Every DNS record has a TTL value—the number of seconds that record can be cached. Common values:

• 300 seconds (5 min): For records that might change soon (e.g., during migrations).
• 3600 seconds (1 hour): Standard for most records.
• 86400 seconds (24 hours): For stable records that rarely change.

Lower TTLs mean faster propagation of changes but more DNS queries. Before making DNS changes, consider lowering TTL temporarily, then raising it after changes are confirmed.

DNS Propagation

When you update DNS records, the changes don't appear instantly everywhere. DNS propagation—the time it takes for changes to spread across all DNS servers globally—can take minutes to 48 hours, depending on TTL settings and caching.

Tools like whatsmydns.net let you check propagation status from multiple locations worldwide.

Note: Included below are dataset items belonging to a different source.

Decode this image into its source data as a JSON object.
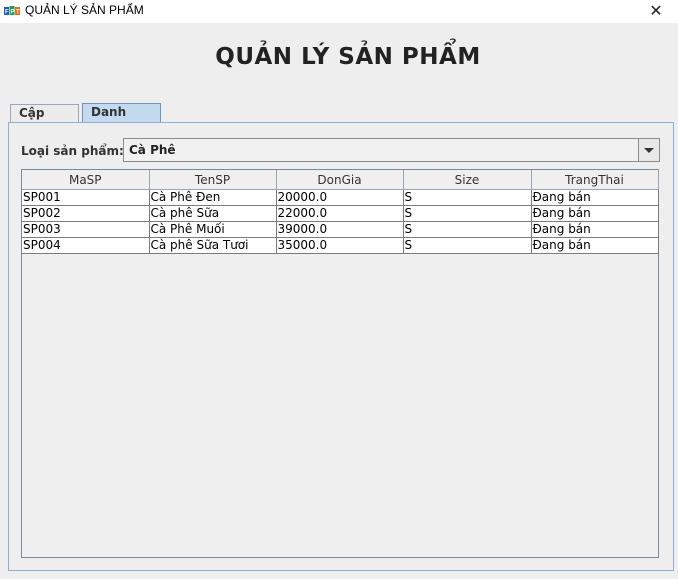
{
  "window": {
    "title": "QUẢN LÝ SẢN PHẨM",
    "close_glyph": "✕",
    "icon": "fpt-logo-icon"
  },
  "heading": "QUẢN LÝ SẢN PHẨM",
  "tabs": [
    {
      "label": "Cập nhật",
      "selected": false
    },
    {
      "label": "Danh sách",
      "selected": true
    }
  ],
  "filter": {
    "label": "Loại sản phẩm:",
    "selected": "Cà Phê"
  },
  "table": {
    "columns": [
      "MaSP",
      "TenSP",
      "DonGia",
      "Size",
      "TrangThai"
    ],
    "rows": [
      [
        "SP001",
        "Cà Phê Đen",
        "20000.0",
        "S",
        "Đang bán"
      ],
      [
        "SP002",
        "Cà phê Sữa",
        "22000.0",
        "S",
        "Đang bán"
      ],
      [
        "SP003",
        "Cà Phê Muối",
        "39000.0",
        "S",
        "Đang bán"
      ],
      [
        "SP004",
        "Cà phê Sữa Tươi",
        "35000.0",
        "S",
        "Đang bán"
      ]
    ]
  },
  "colors": {
    "accent_tab": "#c4daf1",
    "panel_border": "#8fb0d4"
  }
}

Common DNS Issues and Fixes

• Website not loading after DNS change: Wait for propagation or try flushing your local DNS cache.
• Email not working: Check MX records and ensure they point to valid mail servers.
• SSL certificate errors: Ensure your A/CNAME records point to the correct server where SSL is configured.
• Subdomain not resolving: Verify you've added the correct A or CNAME record for the subdomain.

DNSSEC

DNS was designed without security in mind, making it vulnerable to spoofing attacks. DNSSEC (DNS Security Extensions) adds cryptographic signatures to DNS records, allowing resolvers to verify authenticity. While not universally adopted, enabling DNSSEC adds an important layer of protection.